Упоминали признавшиеся убийцы и о Косте Цыгане, которого им тоже «шьют по делу Рыбкина». Но о его участии в убийстве и вовсе смешно говорить, потому что он очень больной человек и ничегошеньки об этой «мокрухе» не знал даже. Имя этого — четвёртого — подельника Вася Жирный произносил с огромным уважением.
В общем, дело это показалось мне тёмным и запутанным. Вернее всего, они его умышленно запутывали. Какое-то время спустя, узнав, как говорится, почём фунт лиха, возвращаясь мысленно к этому случаю, я сообразил, что Жирный и его содельник вели себя так — напоказ! — с одной определённой целью: взять дело на себя. И только на двоих. Поэтому и старались всячески выгородить других возможных участников злодеяния. Более того, и Жирный, и его бесцветный компаньон могли и не участвовать в этом преступлении. И им вполне могли отвести роль того Пети из-под нижних нар. Убийство осуществили, возможно, совсем другие, кто остался в стороне. Но, возможно, и те, кого они с таким упорством «отмазывали». Однако усилия и ухищрения их оказались напрасными — то ли следствие располагало неопровержимыми доказательствами вины Толика и неведомого мне до поры Кости Цыгана, то ли тюремное начальство решило по своему выбору и усмотрению, руководствуясь своими соображениями и интересами, скомплектовать состав банды и приписало преступление людям, не принимавшим в нём участия, — установить уже невозможно. Могло быть то и другое. И бог знает, что ещё.

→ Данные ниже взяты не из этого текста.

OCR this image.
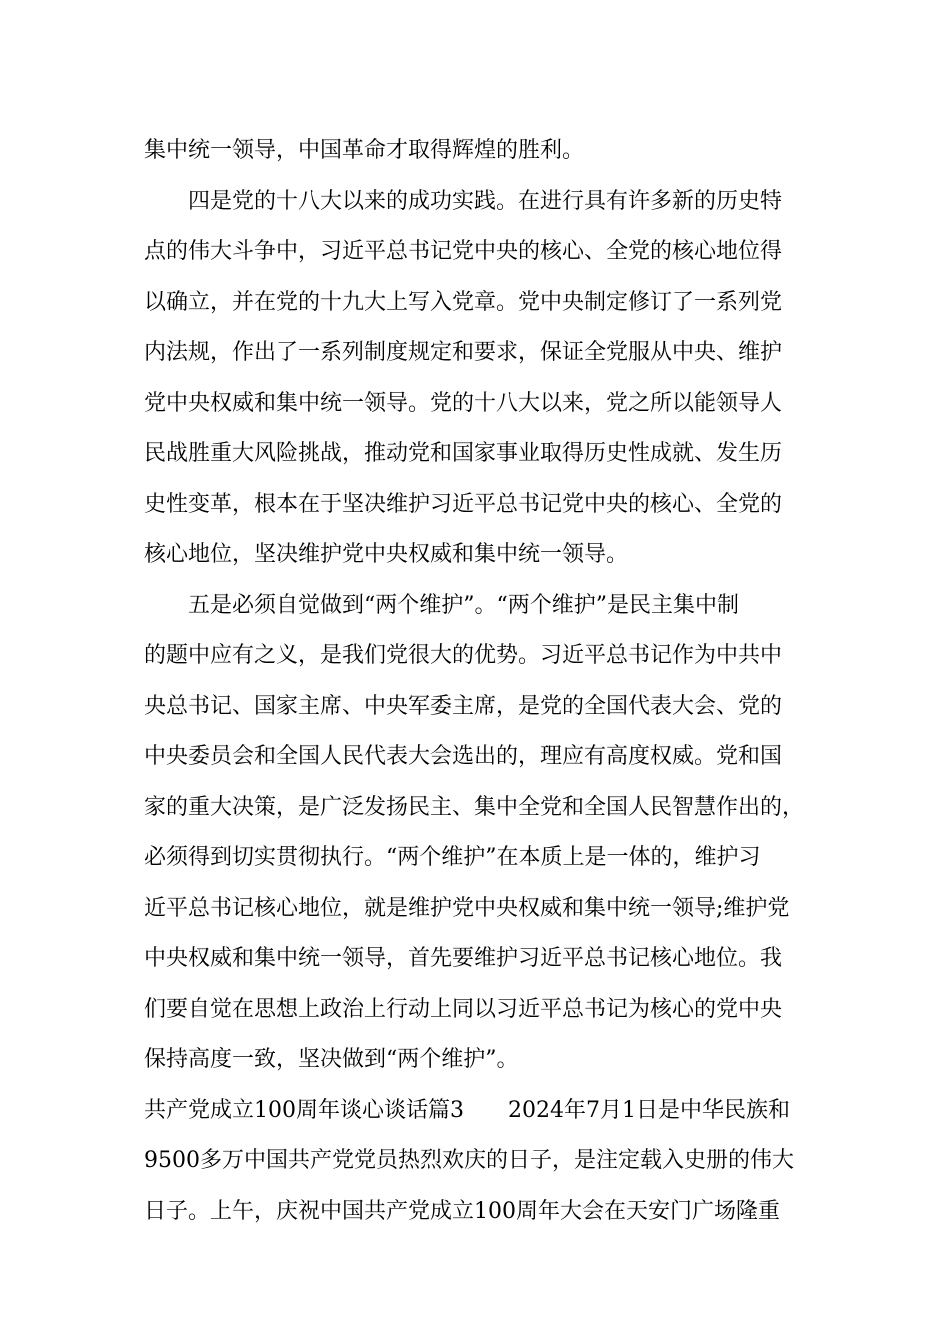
集中统一领导，中国革命才取得辉煌的胜利。

四是党的十八大以来的成功实践。在进行具有许多新的历史特
点的伟大斗争中，习近平总书记党中央的核心、全党的核心地位得
以确立，并在党的十九大上写入党章。党中央制定修订了一系列党
内法规，作出了一系列制度规定和要求，保证全党服从中央、维护
党中央权威和集中统一领导。党的十八大以来，党之所以能领导人
民战胜重大风险挑战，推动党和国家事业取得历史性成就、发生历
史性变革，根本在于坚决维护习近平总书记党中央的核心、全党的
核心地位，坚决维护党中央权威和集中统一领导。

五是必须自觉做到“两个维护”。“两个维护”是民主集中制
的题中应有之义，是我们党很大的优势。习近平总书记作为中共中
央总书记、国家主席、中央军委主席，是党的全国代表大会、党的
中央委员会和全国人民代表大会选出的，理应有高度权威。党和国
家的重大决策，是广泛发扬民主、集中全党和全国人民智慧作出的，
必须得到切实贯彻执行。“两个维护”在本质上是一体的，维护习
近平总书记核心地位，就是维护党中央权威和集中统一领导;维护党
中央权威和集中统一领导，首先要维护习近平总书记核心地位。我
们要自觉在思想上政治上行动上同以习近平总书记为核心的党中央
保持高度一致，坚决做到“两个维护”。

共产党成立100周年谈心谈话篇3　　2024年7月1日是中华民族和
9500多万中国共产党党员热烈欢庆的日子，是注定载入史册的伟大
日子。上午，庆祝中国共产党成立100周年大会在天安门广场隆重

А тогда известие о том, что Толик «дубаря секанул», меня ошеломило. Ещё недавно, прошло полмесяца или чуть более, этот чернявый крепыш немного ниже среднего роста с живыми тёмными глазами, авторитетный столичный вор-карманник лихо отплясывал цыганочку со всевозможными коленцами, похлопываниями в ладоши и по лаковым голенищам щегольских сапог с матово-белыми отворотами. Одежда весёлого блатаря выделялась яркостью: малинового цвета шёлковая косоворотка, бостоновые ярко-синие брюки, новенький, со стрелкой, коверкотовый, песочного оттенка, пиджак модного спортивного покроя, надушенные батистовые носовые платки («марочки») с вышитыми шёлком любовными надписями — всё было роскошным и праздничным. На фоне угрюмых, понурых фигур заключенных, облачённых в грязное, серое, тёмное он напомнил мне акробата на арене челябинского цирка. Его лицо, с правильными чертами, даже красивое, украшала белозубая улыбка. Вёл он себя уверенно, раскованно, даже — гордо. В камеру он приволок с собой большой мешок разных «ланцев»,[19] в том числе и красивые атласные подушечки-думки. У Витьки Тля-Тля тоже (правда, у единственного в камере) имелись две думочки, но такие замызганные и засаленные, что на них противно было даже смотреть, не то что ложиться. Они служили Витьку седалищем и ломберным столом.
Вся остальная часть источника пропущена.